Press firm to make the membrane seat properly and then wait for a day to let the thin-set and membrane bond.

3. Plan the layout

You can go for brickwork, grid, or diagonal depending on the style and size of your bathroom. Using laser level or chalk snap line, draw a line in the center of the room. Find out the center point with the help of measuring tape.

4. Time to dry-fit

For dry-fitting the tile, it is ideal to start working from the center and then carefully work outwards. The sections of the room most visible must contain full-size tiles. You can do the experiment with various positions to get the desired outcome.

5. The door jambs should be cut

If you have removed the door jambs at the very beginning, then you can omit this step. But if you haven’t done that, then you can have them cut now. For that, take a thin cardboard spacer and then lay a tile with it under a tile. Using a pencil do the markings on the door jambs. After that, remove the spacer and the tile, and then using the multi-tool cut the door jambs.

6. Fill the tile membrane with mortar

Take a bucket and mix the thin-set. After that, using the un-notched straight side of the trowel, fill the membrane with mortar.

7. Time for installation

Spread thin-set mortar over the floor using the trowel’s notched side. Make sure you work on small portions at a time like around 2 ft by 2 ft. Do not miss the backside of the tile when you are buttering it with a thin set. Firmly press the tile on the floor. Use tile spacers when you are moving to the other adjacent tiles.

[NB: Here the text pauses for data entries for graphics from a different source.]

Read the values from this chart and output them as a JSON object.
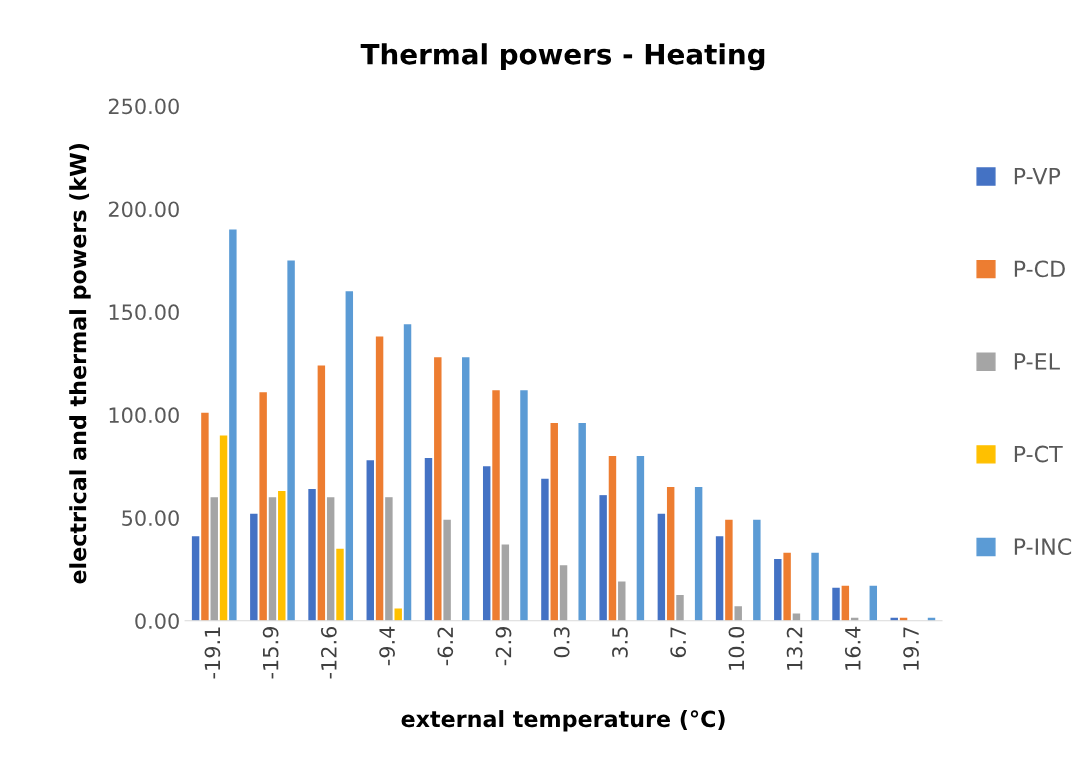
{
  "chart_data": {
    "type": "bar",
    "title": "Thermal powers - Heating",
    "xlabel": "external temperature (°C)",
    "ylabel": "electrical and thermal powers (kW)",
    "categories": [
      "-19.1",
      "-15.9",
      "-12.6",
      "-9.4",
      "-6.2",
      "-2.9",
      "0.3",
      "3.5",
      "6.7",
      "10.0",
      "13.2",
      "16.4",
      "19.7"
    ],
    "series": [
      {
        "name": "P-VP",
        "color": "#4472c4",
        "values": [
          41,
          52,
          64,
          78,
          79,
          75,
          69,
          61,
          52,
          41,
          30,
          16,
          1.5
        ]
      },
      {
        "name": "P-CD",
        "color": "#ed7d31",
        "values": [
          101,
          111,
          124,
          138,
          128,
          112,
          96,
          80,
          65,
          49,
          33,
          17,
          1.5
        ]
      },
      {
        "name": "P-EL",
        "color": "#a5a5a5",
        "values": [
          60,
          60,
          60,
          60,
          49,
          37,
          27,
          19,
          12.5,
          7,
          3.5,
          1.5,
          0
        ]
      },
      {
        "name": "P-CT",
        "color": "#ffc000",
        "values": [
          90,
          63,
          35,
          6,
          0,
          0,
          0,
          0,
          0,
          0,
          0,
          0,
          0
        ]
      },
      {
        "name": "P-INC",
        "color": "#5b9bd5",
        "values": [
          190,
          175,
          160,
          144,
          128,
          112,
          96,
          80,
          65,
          49,
          33,
          17,
          1.5
        ]
      }
    ],
    "ylim": [
      0,
      250
    ],
    "yticks": [
      {
        "value": 0,
        "label": "0.00"
      },
      {
        "value": 50,
        "label": "50.00"
      },
      {
        "value": 100,
        "label": "100.00"
      },
      {
        "value": 150,
        "label": "150.00"
      },
      {
        "value": 200,
        "label": "200.00"
      },
      {
        "value": 250,
        "label": "250.00"
      }
    ],
    "grid": false,
    "legend": "right"
  }
}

8. Cut the tiles as needed

You need to cut the tiles as required. For edge tiles, you can use the wet tile saw or rail tile cutter. For field tiles for example, for the toilet, a tile nipper is perfect.

9. Wait for the tile to set and then apply the grout

Usually, it takes 1-2 days for the tiles to set completely. You can follow the manufacturer’s instructions to know the recommended wait period. Once the tiles are set, mix the grout and then use a rubber grout float to apply it. The float must be pulled towards you and in a diagonal manner across the tiles.

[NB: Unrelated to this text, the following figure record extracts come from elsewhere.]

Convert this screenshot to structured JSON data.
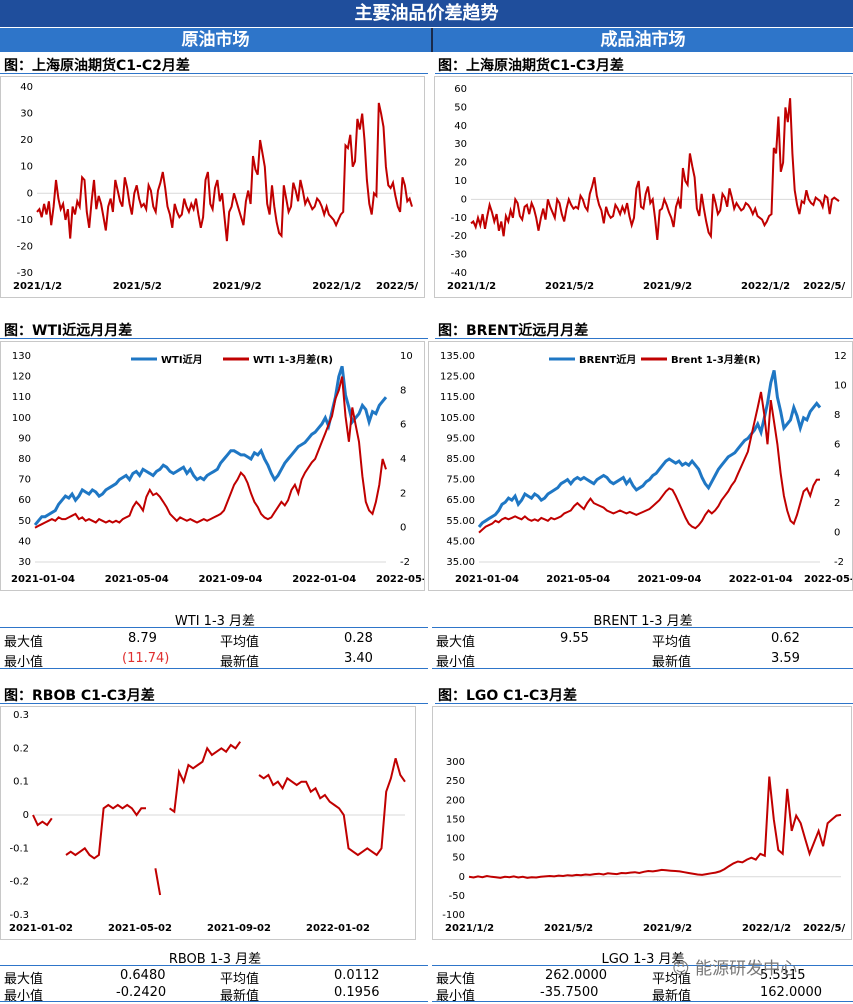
{
  "page": {
    "title": "主要油品价差趋势",
    "left_header": "原油市场",
    "right_header": "成品油市场",
    "watermark": "能源研发中心"
  },
  "chart_data": [
    {
      "id": "sh",
      "type": "line",
      "title": "图：上海原油期货C1-C2月差",
      "ylim": [
        -30,
        40
      ],
      "yticks": [
        40,
        30,
        20,
        10,
        0,
        -10,
        -20,
        -30
      ],
      "xticks": [
        "2021/1/2",
        "2021/5/2",
        "2021/9/2",
        "2022/1/2",
        "2022/5/"
      ],
      "series": [
        {
          "values": [
            -7,
            -6,
            -9,
            -4,
            -8,
            -3,
            -12,
            -5,
            5,
            -2,
            -6,
            -4,
            -10,
            -6,
            -17,
            -5,
            -8,
            -3,
            -5,
            6,
            5,
            -7,
            -13,
            -3,
            5,
            -6,
            -1,
            -4,
            -9,
            -14,
            -5,
            -2,
            -7,
            5,
            1,
            -3,
            -5,
            6,
            2,
            -4,
            -8,
            0,
            3,
            -2,
            -5,
            -4,
            -6,
            3,
            1,
            -5,
            -7,
            1,
            4,
            8,
            2,
            -5,
            -8,
            -13,
            -4,
            -7,
            -9,
            -8,
            -2,
            -5,
            -7,
            -4,
            -6,
            -2,
            -8,
            -13,
            -9,
            5,
            8,
            -4,
            -6,
            2,
            5,
            -3,
            0,
            -9,
            -18,
            -7,
            -5,
            0,
            -3,
            -6,
            -9,
            -12,
            -3,
            1,
            -4,
            14,
            9,
            7,
            20,
            15,
            10,
            -4,
            -8,
            3,
            -5,
            -11,
            -15,
            -16,
            3,
            -2,
            -7,
            -5,
            4,
            1,
            -3,
            5,
            1,
            -4,
            -2,
            -4,
            -6,
            -5,
            -2,
            -3,
            -5,
            -8,
            -5,
            -8,
            -9,
            -10,
            -12,
            -10,
            -8,
            -7,
            18,
            17,
            22,
            10,
            12,
            28,
            24,
            30,
            20,
            5,
            -4,
            -8,
            0,
            -1,
            34,
            30,
            25,
            10,
            3,
            2,
            4,
            -1,
            -5,
            -7,
            6,
            3,
            -3,
            -2,
            -5
          ]
        }
      ]
    },
    {
      "id": "sc3",
      "type": "line",
      "title": "图：上海原油期货C1-C3月差",
      "ylim": [
        -40,
        60
      ],
      "yticks": [
        60,
        50,
        40,
        30,
        20,
        10,
        0,
        -10,
        -20,
        -30,
        -40
      ],
      "xticks": [
        "2021/1/2",
        "2021/5/2",
        "2021/9/2",
        "2022/1/2",
        "2022/5/"
      ],
      "series": [
        {
          "values": [
            -13,
            -12,
            -15,
            -10,
            -14,
            -8,
            -16,
            -9,
            -3,
            -7,
            -12,
            -8,
            -17,
            -12,
            -20,
            -9,
            -12,
            -6,
            -10,
            0,
            -2,
            -9,
            -11,
            -4,
            -3,
            -8,
            -2,
            -5,
            -10,
            -17,
            -10,
            -5,
            -11,
            0,
            -4,
            -7,
            -10,
            0,
            -2,
            -8,
            -12,
            -5,
            0,
            -3,
            -5,
            -4,
            -5,
            2,
            0,
            -4,
            -6,
            3,
            7,
            12,
            2,
            -3,
            -6,
            -13,
            -4,
            -8,
            -10,
            -9,
            -3,
            -5,
            -8,
            -4,
            -7,
            -2,
            -9,
            -14,
            -10,
            6,
            10,
            -4,
            -5,
            3,
            7,
            -2,
            0,
            -10,
            -22,
            -6,
            -5,
            0,
            -3,
            -7,
            -10,
            -15,
            -4,
            0,
            -5,
            17,
            10,
            8,
            25,
            18,
            12,
            -5,
            -9,
            3,
            -5,
            -12,
            -18,
            -20,
            3,
            -2,
            -8,
            -6,
            3,
            1,
            -4,
            6,
            1,
            -5,
            -2,
            -4,
            -6,
            -5,
            -2,
            -3,
            -5,
            -8,
            -5,
            -9,
            -10,
            -11,
            -14,
            -12,
            -9,
            -8,
            28,
            25,
            45,
            15,
            20,
            50,
            42,
            55,
            25,
            5,
            -3,
            -8,
            -1,
            -2,
            5,
            0,
            -2,
            -3,
            1,
            0,
            -1,
            -4,
            2,
            1,
            -8,
            0,
            1,
            0,
            -1
          ]
        }
      ]
    },
    {
      "id": "wti",
      "type": "line",
      "title": "图：WTI近远月月差",
      "ylim": [
        30,
        130
      ],
      "y2lim": [
        -2,
        10
      ],
      "yticks": [
        130,
        120,
        110,
        100,
        90,
        80,
        70,
        60,
        50,
        40,
        30
      ],
      "y2ticks": [
        10,
        8,
        6,
        4,
        2,
        0,
        -2
      ],
      "xticks": [
        "2021-01-04",
        "2021-05-04",
        "2021-09-04",
        "2022-01-04",
        "2022-05-04"
      ],
      "legend": [
        "WTI近月",
        "WTI 1-3月差(R)"
      ],
      "colors": [
        "#1f77c4",
        "#c00000"
      ],
      "series": [
        {
          "name": "WTI近月",
          "values": [
            48,
            50,
            52,
            52,
            53,
            54,
            55,
            58,
            60,
            62,
            61,
            63,
            60,
            62,
            65,
            64,
            63,
            65,
            64,
            62,
            63,
            65,
            66,
            67,
            68,
            70,
            71,
            72,
            70,
            73,
            74,
            72,
            75,
            74,
            73,
            72,
            74,
            75,
            77,
            76,
            74,
            73,
            74,
            75,
            76,
            73,
            75,
            72,
            70,
            71,
            70,
            72,
            73,
            74,
            75,
            78,
            80,
            82,
            84,
            84,
            83,
            82,
            82,
            81,
            80,
            83,
            82,
            84,
            80,
            77,
            73,
            70,
            72,
            75,
            78,
            80,
            82,
            84,
            86,
            87,
            88,
            90,
            92,
            93,
            95,
            97,
            100,
            96,
            103,
            110,
            120,
            125,
            111,
            105,
            98,
            100,
            102,
            106,
            104,
            98,
            103,
            102,
            106,
            108,
            110
          ]
        },
        {
          "name": "WTI 1-3月差(R)",
          "values": [
            0.0,
            0.1,
            0.2,
            0.3,
            0.4,
            0.5,
            0.4,
            0.6,
            0.5,
            0.5,
            0.6,
            0.7,
            0.8,
            0.5,
            0.6,
            0.4,
            0.5,
            0.4,
            0.3,
            0.5,
            0.4,
            0.3,
            0.4,
            0.3,
            0.4,
            0.3,
            0.5,
            0.6,
            0.7,
            1.2,
            1.5,
            1.3,
            1.0,
            1.8,
            2.2,
            1.9,
            2.0,
            1.8,
            1.5,
            1.2,
            0.8,
            0.6,
            0.4,
            0.6,
            0.5,
            0.4,
            0.5,
            0.4,
            0.3,
            0.4,
            0.5,
            0.4,
            0.5,
            0.6,
            0.7,
            0.8,
            1.0,
            1.5,
            2.0,
            2.5,
            2.8,
            3.2,
            3.0,
            2.6,
            2.0,
            1.5,
            1.2,
            0.8,
            0.6,
            0.5,
            0.6,
            0.9,
            1.2,
            1.5,
            1.3,
            1.6,
            2.2,
            2.5,
            2.0,
            2.8,
            3.2,
            3.5,
            3.8,
            4.0,
            4.5,
            5.0,
            5.5,
            6.0,
            6.5,
            7.5,
            8.0,
            8.8,
            6.5,
            5.0,
            7.0,
            6.0,
            5.0,
            3.0,
            1.5,
            1.0,
            0.8,
            1.5,
            2.5,
            4.0,
            3.4
          ]
        }
      ]
    },
    {
      "id": "brent",
      "type": "line",
      "title": "图：BRENT近远月月差",
      "ylim": [
        35,
        135
      ],
      "y2lim": [
        -2,
        12
      ],
      "yticks": [
        "135.00",
        "125.00",
        "115.00",
        "105.00",
        "95.00",
        "85.00",
        "75.00",
        "65.00",
        "55.00",
        "45.00",
        "35.00"
      ],
      "y2ticks": [
        12,
        10,
        8,
        6,
        4,
        2,
        0,
        -2
      ],
      "xticks": [
        "2021-01-04",
        "2021-05-04",
        "2021-09-04",
        "2022-01-04",
        "2022-05-04"
      ],
      "legend": [
        "BRENT近月",
        "Brent 1-3月差(R)"
      ],
      "colors": [
        "#1f77c4",
        "#c00000"
      ],
      "series": [
        {
          "name": "BRENT近月",
          "values": [
            52,
            54,
            55,
            56,
            57,
            58,
            60,
            63,
            64,
            66,
            65,
            67,
            63,
            65,
            68,
            67,
            66,
            68,
            67,
            65,
            66,
            68,
            69,
            70,
            71,
            73,
            74,
            75,
            73,
            75,
            76,
            75,
            76,
            75,
            74,
            73,
            75,
            76,
            77,
            76,
            74,
            73,
            74,
            75,
            76,
            73,
            75,
            72,
            70,
            71,
            72,
            74,
            75,
            77,
            78,
            80,
            82,
            84,
            85,
            84,
            83,
            84,
            82,
            83,
            82,
            84,
            82,
            80,
            76,
            73,
            71,
            74,
            77,
            80,
            82,
            84,
            86,
            87,
            88,
            90,
            92,
            94,
            95,
            97,
            99,
            102,
            98,
            105,
            112,
            122,
            128,
            115,
            108,
            100,
            102,
            104,
            110,
            106,
            100,
            105,
            104,
            108,
            110,
            112,
            110
          ]
        },
        {
          "name": "Brent 1-3月差(R)",
          "values": [
            0.0,
            0.2,
            0.4,
            0.5,
            0.6,
            0.8,
            0.7,
            0.9,
            1.0,
            0.9,
            1.0,
            1.1,
            1.0,
            0.9,
            1.1,
            0.9,
            0.8,
            0.9,
            0.8,
            1.0,
            0.9,
            0.8,
            1.0,
            0.9,
            1.0,
            1.1,
            1.3,
            1.4,
            1.5,
            1.8,
            2.0,
            1.8,
            1.6,
            2.0,
            2.3,
            2.0,
            1.9,
            1.8,
            1.7,
            1.5,
            1.4,
            1.3,
            1.4,
            1.5,
            1.4,
            1.3,
            1.4,
            1.3,
            1.2,
            1.3,
            1.4,
            1.5,
            1.6,
            1.8,
            2.0,
            2.2,
            2.5,
            2.8,
            3.0,
            2.9,
            2.5,
            2.0,
            1.5,
            1.0,
            0.6,
            0.4,
            0.3,
            0.5,
            0.8,
            1.2,
            1.5,
            1.3,
            1.5,
            1.8,
            2.2,
            2.5,
            2.8,
            3.2,
            3.5,
            4.0,
            4.5,
            5.0,
            5.5,
            6.5,
            7.5,
            8.5,
            9.55,
            8.0,
            6.0,
            9.0,
            7.5,
            6.0,
            4.0,
            2.5,
            1.5,
            0.8,
            0.6,
            1.2,
            2.0,
            2.8,
            3.0,
            2.5,
            3.2,
            3.59,
            3.6
          ]
        }
      ]
    },
    {
      "id": "rbob",
      "type": "line",
      "title": "图：RBOB C1-C3月差",
      "ylim": [
        -0.3,
        0.3
      ],
      "yticks": [
        "0.3",
        "0.2",
        "0.1",
        "0",
        "-0.1",
        "-0.2",
        "-0.3"
      ],
      "xticks": [
        "2021-01-02",
        "2021-05-02",
        "2021-09-02",
        "2022-01-02"
      ],
      "series": [
        {
          "values": [
            0.0,
            -0.03,
            -0.02,
            -0.03,
            -0.01,
            null,
            null,
            -0.12,
            -0.11,
            -0.12,
            -0.11,
            -0.1,
            -0.12,
            -0.13,
            -0.12,
            0.02,
            0.03,
            0.02,
            0.03,
            0.02,
            0.03,
            0.02,
            0.0,
            0.02,
            0.02,
            null,
            -0.16,
            -0.24,
            null,
            0.02,
            0.01,
            0.13,
            0.1,
            0.15,
            0.14,
            0.15,
            0.16,
            0.2,
            0.18,
            0.19,
            0.2,
            0.19,
            0.21,
            0.2,
            0.22,
            null,
            0.01,
            null,
            0.12,
            0.11,
            0.12,
            0.09,
            0.1,
            0.08,
            0.11,
            0.1,
            0.09,
            0.1,
            0.1,
            0.07,
            0.08,
            0.05,
            0.06,
            0.04,
            0.03,
            0.02,
            0.0,
            -0.1,
            -0.11,
            -0.12,
            -0.11,
            -0.1,
            -0.11,
            -0.12,
            -0.1,
            0.07,
            0.11,
            0.17,
            0.12,
            0.1
          ]
        }
      ]
    },
    {
      "id": "lgo",
      "type": "line",
      "title": "图：LGO C1-C3月差",
      "ylim": [
        -100,
        350
      ],
      "yticks": [
        300,
        250,
        200,
        150,
        100,
        50,
        0,
        -50,
        -100
      ],
      "xticks": [
        "2021/1/2",
        "2021/5/2",
        "2021/9/2",
        "2022/1/2",
        "2022/5/"
      ],
      "series": [
        {
          "values": [
            0,
            -2,
            1,
            -1,
            2,
            0,
            -1,
            -3,
            0,
            -1,
            1,
            -2,
            0,
            -3,
            -1,
            -2,
            0,
            1,
            2,
            1,
            3,
            2,
            4,
            3,
            5,
            4,
            6,
            5,
            7,
            8,
            6,
            9,
            8,
            7,
            10,
            9,
            11,
            12,
            10,
            13,
            15,
            14,
            16,
            18,
            17,
            16,
            15,
            14,
            12,
            10,
            8,
            6,
            5,
            7,
            9,
            11,
            14,
            20,
            28,
            35,
            40,
            38,
            45,
            50,
            45,
            60,
            55,
            262,
            150,
            70,
            60,
            230,
            120,
            160,
            140,
            100,
            60,
            90,
            120,
            80,
            140,
            150,
            160,
            162
          ]
        }
      ]
    }
  ],
  "stats": {
    "wti": {
      "title": "WTI 1-3 月差",
      "max_label": "最大值",
      "max": "8.79",
      "avg_label": "平均值",
      "avg": "0.28",
      "min_label": "最小值",
      "min": "(11.74)",
      "latest_label": "最新值",
      "latest": "3.40"
    },
    "brent": {
      "title": "BRENT 1-3 月差",
      "max_label": "最大值",
      "max": "9.55",
      "avg_label": "平均值",
      "avg": "0.62",
      "min_label": "最小值",
      "min": "",
      "latest_label": "最新值",
      "latest": "3.59"
    },
    "rbob": {
      "title": "RBOB 1-3 月差",
      "max_label": "最大值",
      "max": "0.6480",
      "avg_label": "平均值",
      "avg": "0.0112",
      "min_label": "最小值",
      "min": "-0.2420",
      "latest_label": "最新值",
      "latest": "0.1956"
    },
    "lgo": {
      "title": "LGO 1-3 月差",
      "max_label": "最大值",
      "max": "262.0000",
      "avg_label": "平均值",
      "avg": "5.5315",
      "min_label": "最小值",
      "min": "-35.7500",
      "latest_label": "最新值",
      "latest": "162.0000"
    }
  }
}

10. Remove the grout haze and seal

You should wait for the grout to cure. For this, also you can check the recommended time. After that, add grout haze remover with cool water. Use a sponge to clean any remaining haze from the surface of the tiles.

Once the tiles dry, seal using a grout sealer. This is important as it prevents water from seeping underneath through the seams.

A word of advice

Many a time, a building permit is required for remodeling homes and in some areas installing bathroom tiles comes with several permit requirements and building codes. So, to avoid any confusion later, we suggest you take all the necessary information from your local permit office.